Pemerintah Myanmar tidak mau mengakui status kewarganegaraan Rohingya. Hal itu menyebabkan etnis Rohingya kehilangan hak-hak kewarganegaraan.
Dihimpun dari sejumlah sumber, konflik Rohingya bukan hanya konflik antar etnis. Pada konflik yang terjadi sejak 1991 hingga saat ini, juga banyak melibatkan pelanggaran Hak Asasi Manusia (HAM).
Pemerintah Myanmar sudah melakukan berbagai macam diskriminasi kepada etnis Rohingya. Melansir dari penelitian ‘Pertimbangan Indonesia Memperjuangkan Nasib Pengungsi Rohingya Pasca Pengusiran oleh Myanmar’ (Rahmawati, Wulan, 2014) yang dipublikasikan Universitas Muhammadiyah Yogyakarta, beberapa penyebab konflik tersebut di antaranya perbedaan status, pemerkosaan, tidak diakui kewarganegaraannya oleh pemerintah Myanmar, diskriminasi budaya, hingga ketimpangan sosial.

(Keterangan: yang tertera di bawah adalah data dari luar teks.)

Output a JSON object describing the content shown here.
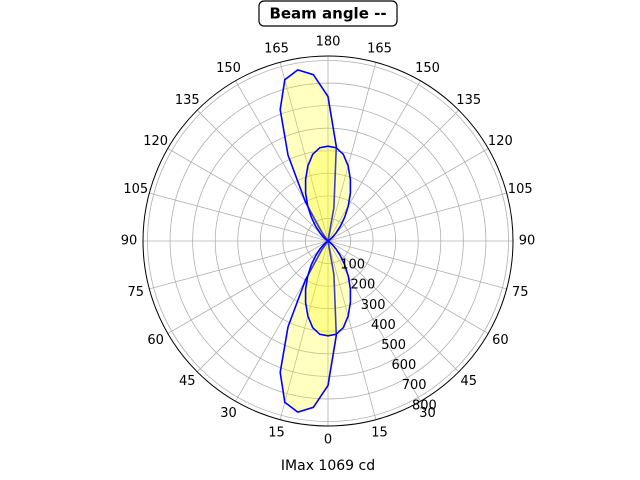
{
  "chart_data": {
    "type": "polar",
    "title": "Beam angle --",
    "xlabel": "IMax 1069 cd",
    "theta": [
      0,
      5,
      10,
      15,
      20,
      25,
      30,
      35,
      40,
      45,
      50,
      55,
      60,
      65,
      70,
      75,
      80,
      85,
      90,
      95,
      100,
      105,
      110,
      115,
      120,
      125,
      130,
      135,
      140,
      145,
      150,
      155,
      160,
      165,
      170,
      175,
      180,
      185,
      190,
      195,
      200,
      205,
      210,
      215,
      220,
      225,
      230,
      235,
      240,
      245,
      250,
      255,
      260,
      265,
      270,
      275,
      280,
      285,
      290,
      295,
      300,
      305,
      310,
      315,
      320,
      325,
      330,
      335,
      340,
      345,
      350,
      355,
      360
    ],
    "series": [
      {
        "color": "#0000ff",
        "fill": "#ffff00",
        "r": [
          640,
          740,
          770,
          740,
          620,
          420,
          200,
          50,
          0,
          0,
          0,
          0,
          0,
          0,
          0,
          0,
          0,
          0,
          0,
          0,
          0,
          0,
          0,
          0,
          0,
          0,
          0,
          0,
          0,
          50,
          200,
          420,
          620,
          740,
          770,
          740,
          640,
          420,
          150,
          0,
          0,
          0,
          0,
          0,
          0,
          0,
          0,
          0,
          0,
          0,
          0,
          0,
          0,
          0,
          0,
          0,
          0,
          0,
          0,
          0,
          0,
          0,
          0,
          0,
          0,
          0,
          0,
          0,
          0,
          0,
          150,
          420,
          640
        ]
      },
      {
        "color": "#0000ff",
        "fill": "#ffff00",
        "r": [
          420,
          415,
          390,
          345,
          290,
          235,
          180,
          130,
          85,
          50,
          25,
          10,
          0,
          0,
          0,
          0,
          0,
          0,
          0,
          0,
          0,
          0,
          0,
          0,
          0,
          10,
          25,
          50,
          85,
          130,
          180,
          235,
          290,
          345,
          390,
          415,
          420,
          415,
          390,
          345,
          290,
          235,
          180,
          130,
          85,
          50,
          25,
          10,
          0,
          0,
          0,
          0,
          0,
          0,
          0,
          0,
          0,
          0,
          0,
          0,
          0,
          10,
          25,
          50,
          85,
          130,
          180,
          235,
          290,
          345,
          390,
          415,
          420
        ]
      }
    ],
    "rlim": [
      0,
      820
    ],
    "rticks": [
      100,
      200,
      300,
      400,
      500,
      600,
      700,
      800
    ],
    "thetaticks": [
      0,
      15,
      30,
      45,
      60,
      75,
      90,
      105,
      120,
      135,
      150,
      165,
      180,
      {
        "value": 195,
        "label": "165"
      },
      {
        "value": 210,
        "label": "150"
      },
      {
        "value": 225,
        "label": "135"
      },
      {
        "value": 240,
        "label": "120"
      },
      {
        "value": 255,
        "label": "105"
      },
      {
        "value": 270,
        "label": "90"
      },
      {
        "value": 285,
        "label": "75"
      },
      {
        "value": 300,
        "label": "60"
      },
      {
        "value": 315,
        "label": "45"
      },
      {
        "value": 330,
        "label": "30"
      },
      {
        "value": 345,
        "label": "15"
      }
    ],
    "grid": true
  }
}
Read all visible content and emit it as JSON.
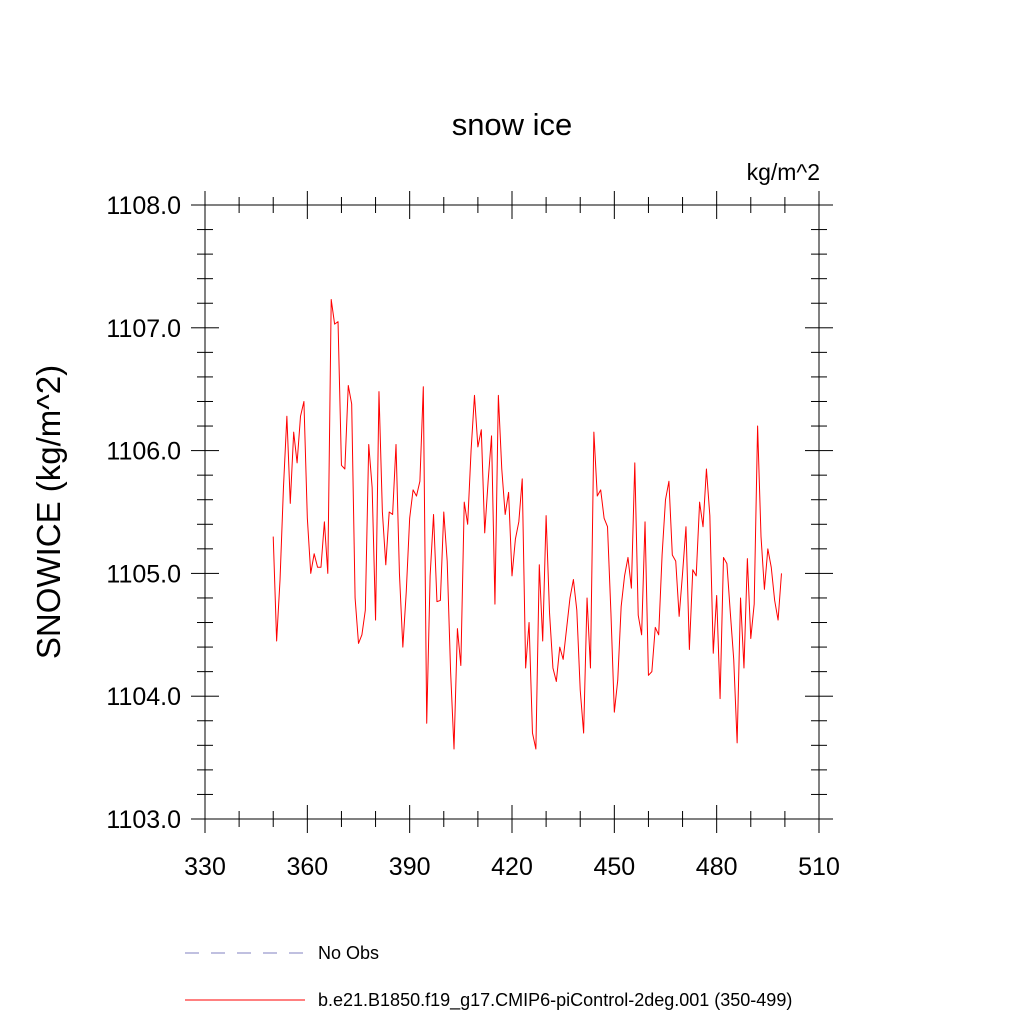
{
  "chart_data": {
    "type": "line",
    "title": "snow ice",
    "units": "kg/m^2",
    "ylabel": "SNOWICE  (kg/m^2)",
    "xlabel": "",
    "xlim": [
      330,
      510
    ],
    "ylim": [
      1103.0,
      1108.0
    ],
    "x_ticks": [
      330,
      360,
      390,
      420,
      450,
      480,
      510
    ],
    "y_ticks": [
      1103.0,
      1104.0,
      1105.0,
      1106.0,
      1107.0,
      1108.0
    ],
    "y_tick_labels": [
      "1103.0",
      "1104.0",
      "1105.0",
      "1106.0",
      "1107.0",
      "1108.0"
    ],
    "x_minor_step": 10,
    "y_minor_step": 0.2,
    "grid": false,
    "legend_position": "bottom",
    "legend": [
      {
        "name": "No Obs",
        "color": "#8080c0",
        "dash": true
      },
      {
        "name": "b.e21.B1850.f19_g17.CMIP6-piControl-2deg.001 (350-499)",
        "color": "#ff0000",
        "dash": false
      }
    ],
    "series": [
      {
        "name": "b.e21.B1850.f19_g17.CMIP6-piControl-2deg.001 (350-499)",
        "color": "#ff0000",
        "x_start": 350,
        "x_step": 1,
        "values": [
          1105.3,
          1104.45,
          1104.95,
          1105.7,
          1106.28,
          1105.57,
          1106.15,
          1105.9,
          1106.28,
          1106.4,
          1105.45,
          1105.0,
          1105.16,
          1105.05,
          1105.05,
          1105.42,
          1105.0,
          1107.23,
          1107.03,
          1107.05,
          1105.88,
          1105.85,
          1106.53,
          1106.38,
          1104.8,
          1104.43,
          1104.5,
          1104.7,
          1106.05,
          1105.7,
          1104.62,
          1106.48,
          1105.5,
          1105.07,
          1105.5,
          1105.48,
          1106.05,
          1105.0,
          1104.4,
          1104.85,
          1105.45,
          1105.68,
          1105.63,
          1105.75,
          1106.52,
          1103.78,
          1104.98,
          1105.48,
          1104.77,
          1104.78,
          1105.5,
          1105.1,
          1104.2,
          1103.57,
          1104.55,
          1104.25,
          1105.58,
          1105.4,
          1106.0,
          1106.45,
          1106.03,
          1106.17,
          1105.33,
          1105.75,
          1106.12,
          1104.75,
          1106.45,
          1105.85,
          1105.48,
          1105.66,
          1104.98,
          1105.28,
          1105.42,
          1105.77,
          1104.23,
          1104.6,
          1103.7,
          1103.57,
          1105.07,
          1104.45,
          1105.47,
          1104.68,
          1104.23,
          1104.12,
          1104.4,
          1104.3,
          1104.55,
          1104.8,
          1104.95,
          1104.7,
          1104.05,
          1103.7,
          1104.8,
          1104.23,
          1106.15,
          1105.63,
          1105.68,
          1105.45,
          1105.38,
          1104.68,
          1103.87,
          1104.13,
          1104.73,
          1104.98,
          1105.13,
          1104.88,
          1105.9,
          1104.66,
          1104.5,
          1105.42,
          1104.17,
          1104.2,
          1104.56,
          1104.5,
          1105.15,
          1105.6,
          1105.75,
          1105.15,
          1105.1,
          1104.65,
          1105.0,
          1105.38,
          1104.38,
          1105.03,
          1104.98,
          1105.58,
          1105.38,
          1105.85,
          1105.47,
          1104.35,
          1104.82,
          1103.98,
          1105.13,
          1105.08,
          1104.68,
          1104.3,
          1103.62,
          1104.8,
          1104.23,
          1105.12,
          1104.47,
          1104.75,
          1106.2,
          1105.3,
          1104.87,
          1105.2,
          1105.05,
          1104.78,
          1104.62,
          1105.0
        ]
      }
    ]
  }
}
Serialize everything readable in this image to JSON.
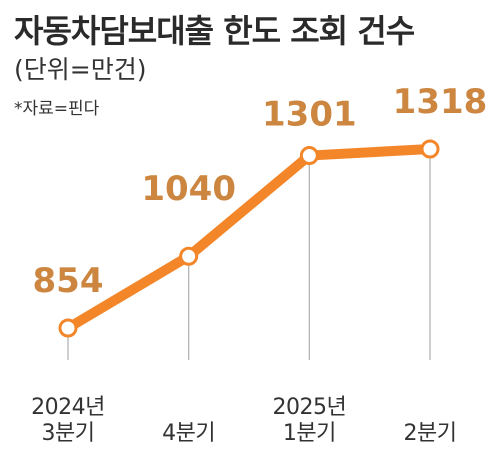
{
  "header": {
    "title": "자동차담보대출 한도 조회 건수",
    "subtitle": "(단위=만건)",
    "source": "*자료=핀다"
  },
  "colors": {
    "line": "#f4862a",
    "label": "#cc8640",
    "guide": "#b5b5b5",
    "marker_fill": "#ffffff"
  },
  "chart_data": {
    "type": "line",
    "categories": [
      [
        "2024년",
        "3분기"
      ],
      [
        "4분기"
      ],
      [
        "2025년",
        "1분기"
      ],
      [
        "2분기"
      ]
    ],
    "values": [
      854,
      1040,
      1301,
      1318
    ],
    "data_labels": [
      "854",
      "1040",
      "1301",
      "1318"
    ],
    "title": "자동차담보대출 한도 조회 건수",
    "unit": "(단위=만건)",
    "xlabel": "",
    "ylabel": "",
    "grid": false,
    "legend": "none"
  }
}
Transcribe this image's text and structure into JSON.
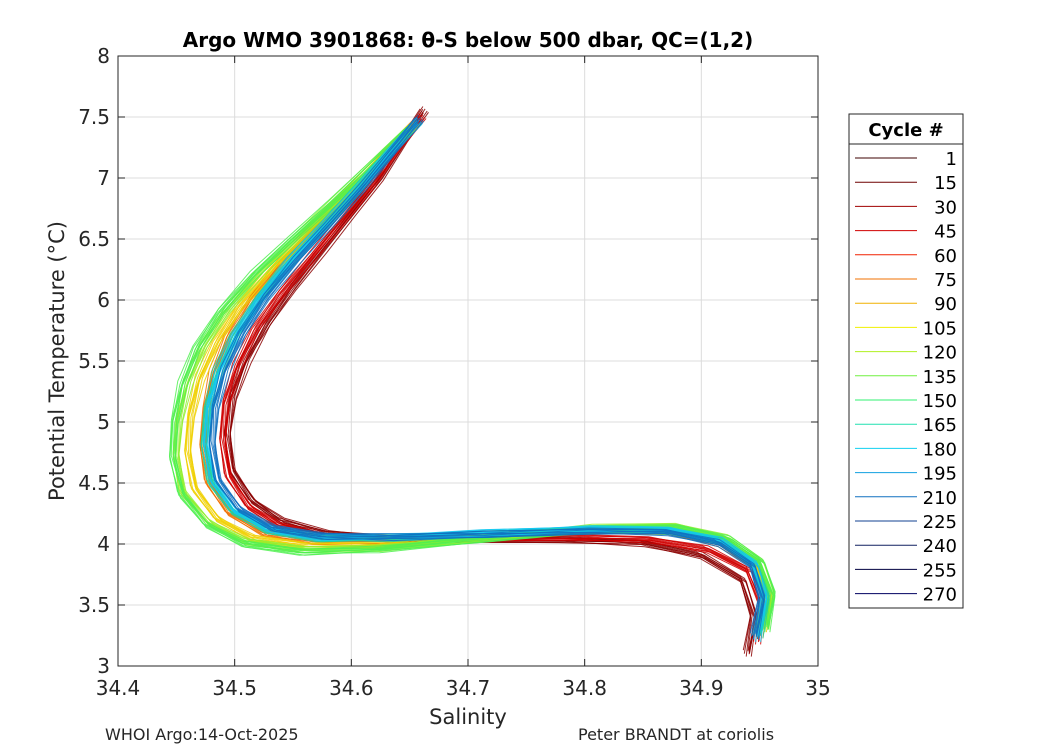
{
  "footer": {
    "left": "WHOI Argo:14-Oct-2025",
    "right": "Peter BRANDT at coriolis"
  },
  "chart_data": {
    "type": "line",
    "title": "Argo WMO 3901868: θ-S below 500 dbar,  QC=(1,2)",
    "xlabel": "Salinity",
    "ylabel": "Potential Temperature (°C)",
    "xlim": [
      34.4,
      35.0
    ],
    "ylim": [
      3.0,
      8.0
    ],
    "xticks": [
      "34.4",
      "34.5",
      "34.6",
      "34.7",
      "34.8",
      "34.9",
      "35"
    ],
    "yticks": [
      "3",
      "3.5",
      "4",
      "4.5",
      "5",
      "5.5",
      "6",
      "6.5",
      "7",
      "7.5",
      "8"
    ],
    "grid": true,
    "legend": {
      "title": "Cycle #",
      "placement": "outside-right",
      "entries": [
        {
          "label": "1",
          "color": "#3d0000"
        },
        {
          "label": "15",
          "color": "#6e0000"
        },
        {
          "label": "30",
          "color": "#a00000"
        },
        {
          "label": "45",
          "color": "#d00000"
        },
        {
          "label": "60",
          "color": "#f02000"
        },
        {
          "label": "75",
          "color": "#f07000"
        },
        {
          "label": "90",
          "color": "#f0b000"
        },
        {
          "label": "105",
          "color": "#f0f000"
        },
        {
          "label": "120",
          "color": "#b0f020"
        },
        {
          "label": "135",
          "color": "#70f040"
        },
        {
          "label": "150",
          "color": "#30f070"
        },
        {
          "label": "165",
          "color": "#20e0b0"
        },
        {
          "label": "180",
          "color": "#10d0f0"
        },
        {
          "label": "195",
          "color": "#10a0e0"
        },
        {
          "label": "210",
          "color": "#1070c0"
        },
        {
          "label": "225",
          "color": "#104090"
        },
        {
          "label": "240",
          "color": "#102060"
        },
        {
          "label": "255",
          "color": "#000040"
        },
        {
          "label": "270",
          "color": "#000060"
        }
      ]
    },
    "series": [
      {
        "color": "#8b0000",
        "x": [
          34.662,
          34.645,
          34.625,
          34.6,
          34.575,
          34.55,
          34.528,
          34.51,
          34.498,
          34.494,
          34.498,
          34.515,
          34.54,
          34.58,
          34.63,
          34.7,
          34.78,
          34.85,
          34.9,
          34.935,
          34.945,
          34.94
        ],
        "y": [
          7.55,
          7.3,
          7.0,
          6.7,
          6.4,
          6.1,
          5.8,
          5.5,
          5.2,
          4.9,
          4.6,
          4.35,
          4.18,
          4.08,
          4.04,
          4.03,
          4.03,
          4.0,
          3.9,
          3.7,
          3.4,
          3.1
        ]
      },
      {
        "color": "#d00000",
        "x": [
          34.66,
          34.64,
          34.618,
          34.592,
          34.566,
          34.54,
          34.518,
          34.502,
          34.492,
          34.49,
          34.495,
          34.512,
          34.538,
          34.575,
          34.625,
          34.7,
          34.785,
          34.855,
          34.905,
          34.94,
          34.952,
          34.948
        ],
        "y": [
          7.5,
          7.25,
          6.95,
          6.65,
          6.35,
          6.05,
          5.75,
          5.45,
          5.15,
          4.85,
          4.55,
          4.3,
          4.14,
          4.06,
          4.04,
          4.04,
          4.05,
          4.03,
          3.95,
          3.78,
          3.5,
          3.2
        ]
      },
      {
        "color": "#f07000",
        "x": [
          34.655,
          34.63,
          34.6,
          34.57,
          34.54,
          34.515,
          34.495,
          34.482,
          34.475,
          34.473,
          34.478,
          34.495,
          34.525,
          34.57,
          34.63,
          34.71,
          34.8,
          34.87,
          34.915,
          34.945,
          34.955,
          34.95
        ],
        "y": [
          7.45,
          7.2,
          6.9,
          6.6,
          6.3,
          6.0,
          5.7,
          5.4,
          5.1,
          4.8,
          4.5,
          4.25,
          4.08,
          4.02,
          4.01,
          4.05,
          4.1,
          4.1,
          4.0,
          3.82,
          3.55,
          3.25
        ]
      },
      {
        "color": "#f0d000",
        "x": [
          34.652,
          34.625,
          34.595,
          34.563,
          34.532,
          34.505,
          34.485,
          34.47,
          34.462,
          34.46,
          34.466,
          34.485,
          34.515,
          34.562,
          34.625,
          34.71,
          34.805,
          34.875,
          34.92,
          34.948,
          34.958,
          34.953
        ],
        "y": [
          7.42,
          7.15,
          6.85,
          6.55,
          6.25,
          5.95,
          5.65,
          5.35,
          5.05,
          4.75,
          4.45,
          4.2,
          4.04,
          3.98,
          3.98,
          4.05,
          4.12,
          4.12,
          4.02,
          3.84,
          3.58,
          3.3
        ]
      },
      {
        "color": "#90f030",
        "x": [
          34.65,
          34.62,
          34.588,
          34.555,
          34.522,
          34.494,
          34.474,
          34.46,
          34.452,
          34.45,
          34.456,
          34.478,
          34.51,
          34.56,
          34.625,
          34.712,
          34.808,
          34.878,
          34.922,
          34.95,
          34.96,
          34.955
        ],
        "y": [
          7.4,
          7.12,
          6.82,
          6.52,
          6.22,
          5.92,
          5.62,
          5.32,
          5.02,
          4.72,
          4.42,
          4.17,
          4.01,
          3.95,
          3.96,
          4.04,
          4.13,
          4.14,
          4.04,
          3.86,
          3.6,
          3.32
        ]
      },
      {
        "color": "#50f050",
        "x": [
          34.648,
          34.618,
          34.585,
          34.55,
          34.516,
          34.488,
          34.468,
          34.455,
          34.448,
          34.447,
          34.455,
          34.476,
          34.508,
          34.558,
          34.624,
          34.712,
          34.81,
          34.88,
          34.924,
          34.951,
          34.961,
          34.956
        ],
        "y": [
          7.38,
          7.1,
          6.8,
          6.5,
          6.2,
          5.9,
          5.6,
          5.3,
          5.0,
          4.7,
          4.4,
          4.15,
          3.99,
          3.93,
          3.95,
          4.03,
          4.12,
          4.13,
          4.03,
          3.85,
          3.58,
          3.3
        ]
      },
      {
        "color": "#20d0a0",
        "x": [
          34.656,
          34.632,
          34.605,
          34.576,
          34.546,
          34.52,
          34.5,
          34.485,
          34.476,
          34.474,
          34.48,
          34.498,
          34.528,
          34.572,
          34.632,
          34.712,
          34.805,
          34.872,
          34.918,
          34.946,
          34.956,
          34.95
        ],
        "y": [
          7.45,
          7.2,
          6.9,
          6.6,
          6.3,
          6.0,
          5.7,
          5.4,
          5.1,
          4.8,
          4.5,
          4.26,
          4.1,
          4.04,
          4.04,
          4.07,
          4.11,
          4.1,
          4.01,
          3.82,
          3.55,
          3.25
        ]
      },
      {
        "color": "#10c8f0",
        "x": [
          34.657,
          34.634,
          34.607,
          34.578,
          34.548,
          34.522,
          34.502,
          34.487,
          34.478,
          34.476,
          34.482,
          34.5,
          34.53,
          34.574,
          34.634,
          34.714,
          34.806,
          34.872,
          34.917,
          34.945,
          34.954,
          34.948
        ],
        "y": [
          7.46,
          7.21,
          6.91,
          6.61,
          6.31,
          6.01,
          5.71,
          5.41,
          5.11,
          4.81,
          4.51,
          4.27,
          4.11,
          4.05,
          4.05,
          4.08,
          4.12,
          4.11,
          4.02,
          3.84,
          3.56,
          3.22
        ]
      },
      {
        "color": "#1070c0",
        "x": [
          34.658,
          34.636,
          34.61,
          34.582,
          34.553,
          34.527,
          34.507,
          34.492,
          34.483,
          34.481,
          34.486,
          34.504,
          34.533,
          34.577,
          34.636,
          34.715,
          34.805,
          34.87,
          34.915,
          34.943,
          34.952,
          34.946
        ],
        "y": [
          7.48,
          7.22,
          6.92,
          6.62,
          6.32,
          6.02,
          5.72,
          5.42,
          5.12,
          4.82,
          4.52,
          4.28,
          4.12,
          4.06,
          4.05,
          4.07,
          4.1,
          4.09,
          4.0,
          3.82,
          3.55,
          3.24
        ]
      }
    ]
  }
}
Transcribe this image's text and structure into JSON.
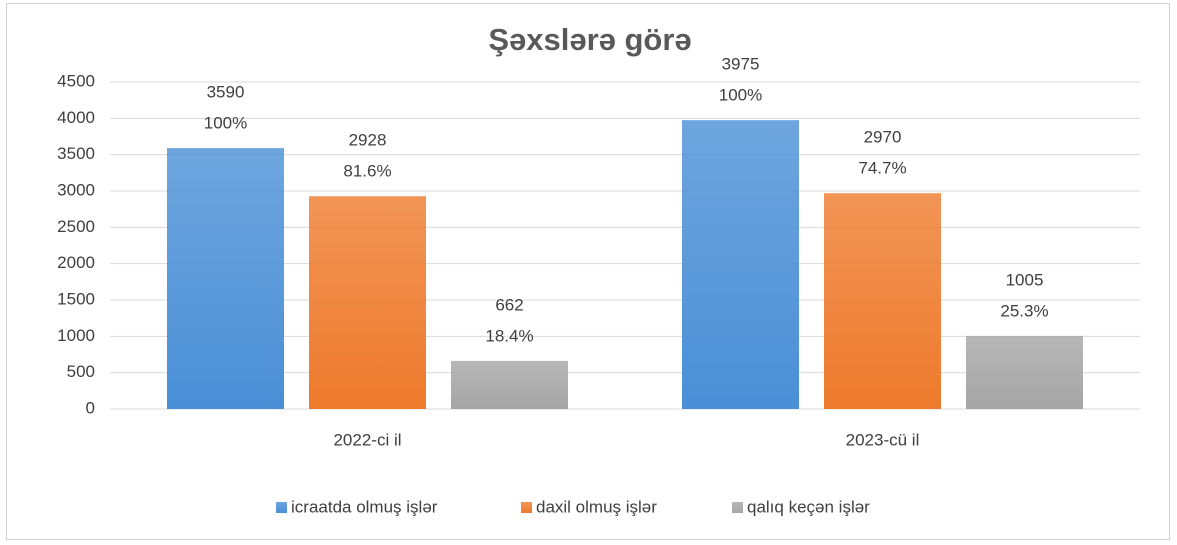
{
  "chart_data": {
    "type": "bar",
    "title": "Şəxslərə görə",
    "categories": [
      "2022-ci il",
      "2023-cü il"
    ],
    "series": [
      {
        "name": "icraatda olmuş işlər",
        "color": "#4a8fd6",
        "values": [
          3590,
          3975
        ],
        "share_labels": [
          "100%",
          "100%"
        ]
      },
      {
        "name": "daxil olmuş işlər",
        "color": "#ee7a2c",
        "values": [
          2928,
          2970
        ],
        "share_labels": [
          "81.6%",
          "74.7%"
        ]
      },
      {
        "name": "qalıq keçən işlər",
        "color": "#a5a5a5",
        "values": [
          662,
          1005
        ],
        "share_labels": [
          "18.4%",
          "25.3%"
        ]
      }
    ],
    "ylim": [
      0,
      4500
    ],
    "yticks": [
      0,
      500,
      1000,
      1500,
      2000,
      2500,
      3000,
      3500,
      4000,
      4500
    ],
    "grid": true,
    "legend": "bottom"
  }
}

Puncaknya, konflik tersebut kemudian terungkap dan diberitakan secara internasional pada tahun 2012. Salah satu penyebab yang paling kentara dari konflik Rohingya adalah status mereka yang berbeda dari warga Myanmar kebanyakan. Etnis Rohingya mayoritas adalah penduduk minoritas beragama Islam di Myanmar, tepatnya provinsi Arakan (sekarang Rakhine atau Rakhaing). Myanmar menganggap mereka sebagai imigran ilegal di Myanmar.
Dinukil dari penjelasan The UN Refugee Agency pada 2011, etnis Rohingya adalah keturunan campuran (Arab, Moor, Turki, Persia, Mogul, dan Pathan), Bengali lokal dan Rakhine. Etnis Rohingya berbicara dengan bahasa Chittagonian, dialek regional Bengali yang juga digunakan secara luas di seluruh bagian tenggara Banglades.
Kemudian, salah satu penyebab konflik Rohingya lainnya adalah kasus pemerkosaan. Peristiwa ini menjadi salah satu pemicu besar konflik dan sorotan dunia. Kejadian bermula saat pemerintah Myanmar melakukan penahanan tiga orang tersangka yang diduga membunuh seorang gadis yang bekerja sebagai tukang jahit dari etnis Rakhine.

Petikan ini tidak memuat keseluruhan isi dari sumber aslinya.